You can load DESI data in two ways. load_desi_daily
will load
cframe
files that are saved in desi/spectro/redux/daily/exposures{night}/{exp_id}
:
from quasarnp.io import load_desi_daily
night, exp_id = "20210107", "00071246"
spec_number = 0
data, w = load_desi_daily(night, exp_id, spec_number)
w
here defines an array of indices for which spectra are kept after the data reduction.
This is useful to know which spectra were removed, per the original QuasarNet code we remove any spectra where there are zero weights.
spec_number
must range from 0-9 and defines which spectrograph to load.
The final parameter for load_desi_daily
(not set in the above example)
is fibers
which is defined as a numpy array of length 500, where an item is set to 1 if we should load that
fiber and 0 if we should not. Ex, this will also load the first 400 fibers
as well as the 500th fiber:
f = np.zeros(500, dtype=bool)
f[0:400] = 1
f[-1] = 1
data, w = load_desi_daily(night, exp_id, spec_number, f)
load_desi_daily
will handle everything involved in loading and processing the
data. It will load all three wavelength bands and then rebin them to match the 443
input bins that QuasarNet/NP expects. This rebinning is currently done using the
same code that QuasarNet does.

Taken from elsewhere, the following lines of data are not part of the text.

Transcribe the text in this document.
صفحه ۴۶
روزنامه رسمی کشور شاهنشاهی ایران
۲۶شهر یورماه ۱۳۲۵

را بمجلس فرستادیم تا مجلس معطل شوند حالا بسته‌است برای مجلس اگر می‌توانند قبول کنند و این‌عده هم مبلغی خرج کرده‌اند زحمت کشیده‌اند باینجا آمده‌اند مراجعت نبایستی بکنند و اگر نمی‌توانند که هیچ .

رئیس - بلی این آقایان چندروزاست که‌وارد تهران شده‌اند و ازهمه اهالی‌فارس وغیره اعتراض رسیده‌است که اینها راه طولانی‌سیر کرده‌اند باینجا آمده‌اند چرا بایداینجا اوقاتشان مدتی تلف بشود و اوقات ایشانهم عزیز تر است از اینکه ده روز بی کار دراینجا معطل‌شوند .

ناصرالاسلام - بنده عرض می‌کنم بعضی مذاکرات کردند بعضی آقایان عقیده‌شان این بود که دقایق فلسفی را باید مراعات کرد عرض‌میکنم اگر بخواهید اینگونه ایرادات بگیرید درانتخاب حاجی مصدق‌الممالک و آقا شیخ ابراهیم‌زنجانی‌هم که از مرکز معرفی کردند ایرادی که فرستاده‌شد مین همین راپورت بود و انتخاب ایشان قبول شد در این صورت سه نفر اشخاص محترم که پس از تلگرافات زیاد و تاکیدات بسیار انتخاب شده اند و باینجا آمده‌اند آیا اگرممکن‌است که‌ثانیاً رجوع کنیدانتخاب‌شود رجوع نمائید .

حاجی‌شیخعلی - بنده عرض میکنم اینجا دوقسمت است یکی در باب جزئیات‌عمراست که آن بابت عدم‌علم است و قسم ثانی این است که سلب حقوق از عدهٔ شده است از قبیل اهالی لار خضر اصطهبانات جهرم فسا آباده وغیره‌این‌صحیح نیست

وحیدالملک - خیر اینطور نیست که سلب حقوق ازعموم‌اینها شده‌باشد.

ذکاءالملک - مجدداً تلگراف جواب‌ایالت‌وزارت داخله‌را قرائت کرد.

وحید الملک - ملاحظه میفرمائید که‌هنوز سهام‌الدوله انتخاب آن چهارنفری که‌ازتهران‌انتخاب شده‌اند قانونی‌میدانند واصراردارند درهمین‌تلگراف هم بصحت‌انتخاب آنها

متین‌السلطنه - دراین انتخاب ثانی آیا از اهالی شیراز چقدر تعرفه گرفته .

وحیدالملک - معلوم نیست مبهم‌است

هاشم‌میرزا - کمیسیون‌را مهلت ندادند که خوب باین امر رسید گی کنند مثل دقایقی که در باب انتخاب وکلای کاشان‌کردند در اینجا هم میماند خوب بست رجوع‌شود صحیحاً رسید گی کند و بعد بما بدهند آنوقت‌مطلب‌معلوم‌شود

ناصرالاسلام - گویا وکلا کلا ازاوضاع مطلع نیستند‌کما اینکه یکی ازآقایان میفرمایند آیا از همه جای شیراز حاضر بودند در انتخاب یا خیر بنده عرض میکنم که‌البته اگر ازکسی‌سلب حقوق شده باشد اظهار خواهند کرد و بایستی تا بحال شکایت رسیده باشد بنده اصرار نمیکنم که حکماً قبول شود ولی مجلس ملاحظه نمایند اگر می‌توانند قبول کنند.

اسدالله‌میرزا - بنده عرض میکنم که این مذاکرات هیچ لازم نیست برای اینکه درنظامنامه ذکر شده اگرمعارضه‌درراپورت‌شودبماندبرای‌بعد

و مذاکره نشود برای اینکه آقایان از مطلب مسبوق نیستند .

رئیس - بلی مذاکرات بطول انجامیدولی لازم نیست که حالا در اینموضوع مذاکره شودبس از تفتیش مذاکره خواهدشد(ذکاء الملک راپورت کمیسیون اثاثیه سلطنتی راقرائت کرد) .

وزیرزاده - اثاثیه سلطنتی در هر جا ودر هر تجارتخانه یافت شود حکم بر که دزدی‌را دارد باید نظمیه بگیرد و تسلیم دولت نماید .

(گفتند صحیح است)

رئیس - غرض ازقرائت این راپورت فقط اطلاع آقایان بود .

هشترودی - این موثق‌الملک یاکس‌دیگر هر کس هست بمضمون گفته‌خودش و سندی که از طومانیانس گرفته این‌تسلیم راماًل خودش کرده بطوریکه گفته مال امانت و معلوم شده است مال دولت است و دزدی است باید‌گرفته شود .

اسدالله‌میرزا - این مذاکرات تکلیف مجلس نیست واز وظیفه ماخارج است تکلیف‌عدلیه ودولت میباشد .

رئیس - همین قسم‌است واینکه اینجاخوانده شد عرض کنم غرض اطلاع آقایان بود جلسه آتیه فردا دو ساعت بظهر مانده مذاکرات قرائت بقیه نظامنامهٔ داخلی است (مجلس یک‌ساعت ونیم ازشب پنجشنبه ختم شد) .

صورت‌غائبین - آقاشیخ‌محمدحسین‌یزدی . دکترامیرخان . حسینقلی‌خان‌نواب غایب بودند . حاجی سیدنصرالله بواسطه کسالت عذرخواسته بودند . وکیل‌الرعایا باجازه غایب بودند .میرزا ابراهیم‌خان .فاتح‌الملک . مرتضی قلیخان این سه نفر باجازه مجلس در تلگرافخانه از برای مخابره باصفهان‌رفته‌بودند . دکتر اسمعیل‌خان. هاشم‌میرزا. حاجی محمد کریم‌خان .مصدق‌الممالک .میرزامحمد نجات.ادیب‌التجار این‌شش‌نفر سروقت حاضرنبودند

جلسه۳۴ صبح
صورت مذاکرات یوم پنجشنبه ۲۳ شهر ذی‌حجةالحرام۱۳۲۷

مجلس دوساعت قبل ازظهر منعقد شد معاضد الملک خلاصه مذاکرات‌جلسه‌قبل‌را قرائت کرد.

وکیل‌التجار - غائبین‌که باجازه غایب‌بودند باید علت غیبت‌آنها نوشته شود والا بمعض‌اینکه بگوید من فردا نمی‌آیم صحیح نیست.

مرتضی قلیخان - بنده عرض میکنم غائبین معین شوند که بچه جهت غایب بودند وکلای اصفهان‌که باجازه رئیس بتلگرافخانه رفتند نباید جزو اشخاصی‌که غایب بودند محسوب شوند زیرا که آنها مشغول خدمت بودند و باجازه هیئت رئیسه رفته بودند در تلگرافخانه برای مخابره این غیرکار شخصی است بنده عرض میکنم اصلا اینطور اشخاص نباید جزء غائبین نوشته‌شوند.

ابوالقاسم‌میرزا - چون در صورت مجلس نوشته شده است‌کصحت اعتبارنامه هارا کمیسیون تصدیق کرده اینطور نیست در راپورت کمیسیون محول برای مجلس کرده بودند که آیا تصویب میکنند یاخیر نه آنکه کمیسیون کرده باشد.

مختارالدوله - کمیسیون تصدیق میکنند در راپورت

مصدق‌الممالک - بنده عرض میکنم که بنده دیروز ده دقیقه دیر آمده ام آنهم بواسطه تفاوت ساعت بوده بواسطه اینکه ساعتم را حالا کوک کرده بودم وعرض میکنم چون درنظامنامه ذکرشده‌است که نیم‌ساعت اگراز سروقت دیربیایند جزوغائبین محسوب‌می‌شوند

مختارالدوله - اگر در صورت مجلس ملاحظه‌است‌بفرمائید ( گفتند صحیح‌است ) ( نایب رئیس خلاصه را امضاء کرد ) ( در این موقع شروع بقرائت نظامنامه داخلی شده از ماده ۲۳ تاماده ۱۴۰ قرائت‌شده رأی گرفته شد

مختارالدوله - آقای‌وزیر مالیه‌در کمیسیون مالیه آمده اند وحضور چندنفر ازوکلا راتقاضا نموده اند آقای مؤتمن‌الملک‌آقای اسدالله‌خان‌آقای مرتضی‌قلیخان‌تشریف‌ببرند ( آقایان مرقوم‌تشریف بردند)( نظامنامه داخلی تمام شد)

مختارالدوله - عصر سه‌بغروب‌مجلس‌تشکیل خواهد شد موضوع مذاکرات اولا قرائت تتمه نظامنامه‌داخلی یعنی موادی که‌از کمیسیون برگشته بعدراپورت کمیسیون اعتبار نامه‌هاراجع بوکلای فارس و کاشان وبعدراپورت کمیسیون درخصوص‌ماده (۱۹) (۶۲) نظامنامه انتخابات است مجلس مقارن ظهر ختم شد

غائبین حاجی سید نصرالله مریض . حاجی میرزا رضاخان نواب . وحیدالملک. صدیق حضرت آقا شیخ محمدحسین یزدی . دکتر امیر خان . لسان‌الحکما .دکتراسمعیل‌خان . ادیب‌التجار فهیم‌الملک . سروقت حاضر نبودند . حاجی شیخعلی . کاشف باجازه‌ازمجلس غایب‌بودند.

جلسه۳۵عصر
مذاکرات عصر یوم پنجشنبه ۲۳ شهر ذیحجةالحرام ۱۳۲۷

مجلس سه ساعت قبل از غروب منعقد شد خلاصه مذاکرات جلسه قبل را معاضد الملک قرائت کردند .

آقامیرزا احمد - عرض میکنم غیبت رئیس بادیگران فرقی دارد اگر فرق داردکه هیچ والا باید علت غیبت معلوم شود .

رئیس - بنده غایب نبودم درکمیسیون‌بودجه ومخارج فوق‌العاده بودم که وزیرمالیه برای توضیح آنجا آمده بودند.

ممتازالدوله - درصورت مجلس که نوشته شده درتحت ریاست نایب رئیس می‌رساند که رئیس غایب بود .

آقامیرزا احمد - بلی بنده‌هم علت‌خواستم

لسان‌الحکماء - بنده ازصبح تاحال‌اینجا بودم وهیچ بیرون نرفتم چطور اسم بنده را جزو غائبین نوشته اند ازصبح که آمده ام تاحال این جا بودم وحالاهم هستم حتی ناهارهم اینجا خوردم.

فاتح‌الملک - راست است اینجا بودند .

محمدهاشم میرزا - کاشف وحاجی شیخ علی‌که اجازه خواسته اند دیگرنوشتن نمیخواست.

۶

This may change in the future, but the public
facing API will not.
If you would prefer to load cframe
files from an arbitrary folder, quasarnp
also provides load_desi_exposure
which will load from an arbitrary directory.
To load the same data as above you could instead use
from quasarnp.io import load_desi_exposure
night, exp_id = "20210107", "00071246"
dir_name = f"/global/cfs/cdirs/desi/spectro/redux/daily/exposures/{night}/{exp_id}"
spec_number = 0
data, w = load_desi_exposure(dir_name, spec_number)
Once that is done it will process the data by subtracting the ivar-weighted mean from the data and dividing by the rms value. After this is complete the data is ready to be run through QuasarNP.
For more details some of the specifics of the data normalization, and how it was done in QuasarNet, see qn_on_desi.md
Once the data has ben processed into a form expected by the network we will
make a prediction. After making a prediction through the network, it is necessary
to interpret the output numbers into a human readable format. process_preds
exists for this reason.
The output of process_preds
are in arrays of len nspec
where each element
corresponds to the spectra that is in that position in the input data array.
The output c_line
is the one we care about for classifying Quasars. This
output defines the confidence that each input line appears in the input spectra.
In the following code snippet, c_thresh
defines the threshold above which we
are certain that QuasarNet detected the line in the spectra, and n_thresh
defines
the number of lines that must be detected for the object to be classified a Quasar.
It is generally reasonable to set these to values of 0.5
and 1
, but you can
increase both to tighten the restrictions on what is and isn't a quasar.
c_line_bal
provides the same data for the BAL line(s).
z_line
provides the predicted redshift of each line, and is generally only
useful for things that are identified as quasars, i.e. objects where the line
actually appears. Outside of that the redshift predictions are nonsense since
the line didn't appear.
The first line here expands the dimensions of the data
array to match those
that are expected by predict.
from quasarnp.utils import process_preds
data = data[:, :, None]
p = model.predict(data)
c_line, z_line, zbest, c_line_bal, z_line_bal = process_preds(p, lines, lines_bal)
c_thresh = 0.5
n_thresh = 1
is_qso = np.sum(c_line > c_thresh, axis=0) >= n_thresh
is_qso
then defines an array of length nfibers
that will tell you which ones
that are identified as being a quasar (set to 1) or not (set to 0).